Durch den heiligen Geist bekommen Christen „Anteil an der göttlichen Natur“ (2. Petrus 1,4), die dann in ihnen wohnt und ihnen hilft, die Eigenschaften göttlichen Charakters zu entwickeln.
Von Robin Webber
Haben Sie schon mal Ihre Schlüssel oder Ihr Portemonnaie verlegt und in großer Sorge danach gesucht? Wenn ja, warum hatten Sie diese Dinge verloren? Wahrscheinlich waren Sie entweder abgelenkt oder hatten sich so intensiv mit etwas anderem beschäftigt, dass Sie sofort vergessen haben, wo Sie diese Dinge hingelegt haben.
Ein solches Erlebnis kann unsere Welt kurzzeitig durcheinanderwirbeln. Meine Frau erinnert mich dann immer: „Beine haben sie nicht! Weit entfernt können sie nicht sein.“ Ja, das stimmt. Sie sind bestimmt irgendwo in der Nähe, aber solange ich sie nicht finde, sind sie für mich wie vom Erdboden verschluckt.
In ähnlicher Weise gilt dies auch für das Geschenk unseres himmlischen Vaters, wenn er uns durch Jesus Christus den heiligen Geist sendet. Der heilige Geist ist dann ein realer Teil unseres Lebens. Wie unsere Schlüssel oder unser Portemonnaie kann er sich nicht auf eigene Initiative – sozusagen „auf eigenen Beinen“ – von uns entfernen. Wir können jedoch durch die Sorgen dieser Welt von Gottes Geschenk abgelenkt werden, es vernachlässigen oder sogar die kraftvolle Realität der Gegenwart Gottes in unserem Leben vergessen.
In den letzten drei Beiträgen dieser Artikelreihe haben wir uns mit dieser Realität befasst, die sich auf Jesu Verheißung gründet: „Ich will euch nicht als Waisen zurücklassen; ich komme zu euch“ (Johannes 14,18).
Jesu erste Jünger, die den heiligen Geist zu Pfingsten empfangen hatten, lebten so, als hätte Jesus sie nie verlassen. Seine Gegenwart war ihnen bewusst. Doch einige ließen sich mit der Zeit ablenken, und der Apostel Paulus musste sie an die göttliche Präsenz in ihrem Leben erinnern: „Erkennt ihr euch selbst nicht, dass Jesus Christus in euch ist?“ (2. Korinther 13,5).

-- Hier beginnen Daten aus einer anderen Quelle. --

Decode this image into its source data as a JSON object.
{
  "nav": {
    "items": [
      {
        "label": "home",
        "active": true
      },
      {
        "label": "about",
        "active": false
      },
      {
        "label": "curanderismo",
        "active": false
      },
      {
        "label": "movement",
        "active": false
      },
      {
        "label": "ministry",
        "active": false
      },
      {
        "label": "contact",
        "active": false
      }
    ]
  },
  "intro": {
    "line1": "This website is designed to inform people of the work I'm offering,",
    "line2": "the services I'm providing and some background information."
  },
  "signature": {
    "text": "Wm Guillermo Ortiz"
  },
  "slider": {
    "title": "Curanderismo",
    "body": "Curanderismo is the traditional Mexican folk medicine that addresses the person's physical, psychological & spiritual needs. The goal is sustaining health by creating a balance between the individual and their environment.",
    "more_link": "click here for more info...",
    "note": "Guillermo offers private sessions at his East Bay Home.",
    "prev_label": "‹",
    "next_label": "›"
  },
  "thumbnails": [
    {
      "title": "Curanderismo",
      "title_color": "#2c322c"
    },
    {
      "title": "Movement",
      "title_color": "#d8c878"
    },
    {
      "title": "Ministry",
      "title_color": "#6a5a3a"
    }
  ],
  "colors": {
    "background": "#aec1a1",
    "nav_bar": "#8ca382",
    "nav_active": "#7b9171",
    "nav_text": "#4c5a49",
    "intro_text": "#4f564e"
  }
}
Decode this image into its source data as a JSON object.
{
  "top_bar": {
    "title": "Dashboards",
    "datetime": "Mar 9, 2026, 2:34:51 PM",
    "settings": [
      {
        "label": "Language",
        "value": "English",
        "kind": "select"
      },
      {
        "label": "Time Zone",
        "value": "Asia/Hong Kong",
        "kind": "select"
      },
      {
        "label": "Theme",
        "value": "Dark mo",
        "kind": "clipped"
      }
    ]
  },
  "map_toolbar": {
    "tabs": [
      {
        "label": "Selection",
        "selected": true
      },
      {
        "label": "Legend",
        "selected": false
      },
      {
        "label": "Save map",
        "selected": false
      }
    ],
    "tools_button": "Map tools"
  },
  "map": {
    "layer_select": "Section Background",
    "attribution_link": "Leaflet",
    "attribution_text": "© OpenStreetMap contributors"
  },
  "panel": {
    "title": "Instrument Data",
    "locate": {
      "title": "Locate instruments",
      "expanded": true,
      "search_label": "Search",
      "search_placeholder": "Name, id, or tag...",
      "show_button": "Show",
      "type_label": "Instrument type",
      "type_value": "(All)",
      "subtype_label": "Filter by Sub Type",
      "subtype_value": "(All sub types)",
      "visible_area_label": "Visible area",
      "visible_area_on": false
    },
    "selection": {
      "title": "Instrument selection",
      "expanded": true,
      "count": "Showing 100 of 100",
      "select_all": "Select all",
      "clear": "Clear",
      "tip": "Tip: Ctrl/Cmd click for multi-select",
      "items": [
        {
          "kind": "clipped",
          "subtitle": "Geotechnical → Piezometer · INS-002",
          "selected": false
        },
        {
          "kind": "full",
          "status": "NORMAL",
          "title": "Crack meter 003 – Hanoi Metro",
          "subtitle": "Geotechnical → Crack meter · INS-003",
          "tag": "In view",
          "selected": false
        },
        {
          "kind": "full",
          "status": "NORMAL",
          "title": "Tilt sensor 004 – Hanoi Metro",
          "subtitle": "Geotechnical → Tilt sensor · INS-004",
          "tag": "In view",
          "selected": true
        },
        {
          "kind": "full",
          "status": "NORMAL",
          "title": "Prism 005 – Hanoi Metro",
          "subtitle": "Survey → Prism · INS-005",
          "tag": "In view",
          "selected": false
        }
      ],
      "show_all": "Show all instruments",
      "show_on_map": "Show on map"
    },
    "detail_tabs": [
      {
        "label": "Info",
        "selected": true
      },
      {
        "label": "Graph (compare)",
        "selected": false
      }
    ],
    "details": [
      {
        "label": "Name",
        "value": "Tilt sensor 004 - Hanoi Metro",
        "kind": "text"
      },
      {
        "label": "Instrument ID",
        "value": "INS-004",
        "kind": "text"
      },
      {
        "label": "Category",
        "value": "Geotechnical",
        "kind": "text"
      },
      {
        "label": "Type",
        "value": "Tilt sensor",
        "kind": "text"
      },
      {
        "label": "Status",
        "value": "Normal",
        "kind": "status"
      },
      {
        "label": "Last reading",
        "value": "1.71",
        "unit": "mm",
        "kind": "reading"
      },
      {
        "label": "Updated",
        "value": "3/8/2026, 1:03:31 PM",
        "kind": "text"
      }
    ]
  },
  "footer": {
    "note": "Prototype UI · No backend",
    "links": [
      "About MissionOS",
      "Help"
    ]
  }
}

Wir müssen nicht nach dem Geist Gottes in den verschiedenen Facetten unseres Lebens suchen. Wenn wir bereut und unser Leben Gott verpflichtet haben, getauft worden sind und den heiligen Geist empfangen haben, dann ist dieser Geist Teil unseres Wesens, was Paulus den „inwendigen Menschen“ nennt (Epheser 3,16). Er steht uns stets zur Verfügung als „Anteil an der göttlichen Natur“, wie Petrus sie nannte (2. Petrus 1,4). Diese Natur spiegelt die wunderbaren Eigenschaften göttlichen Charakters wider.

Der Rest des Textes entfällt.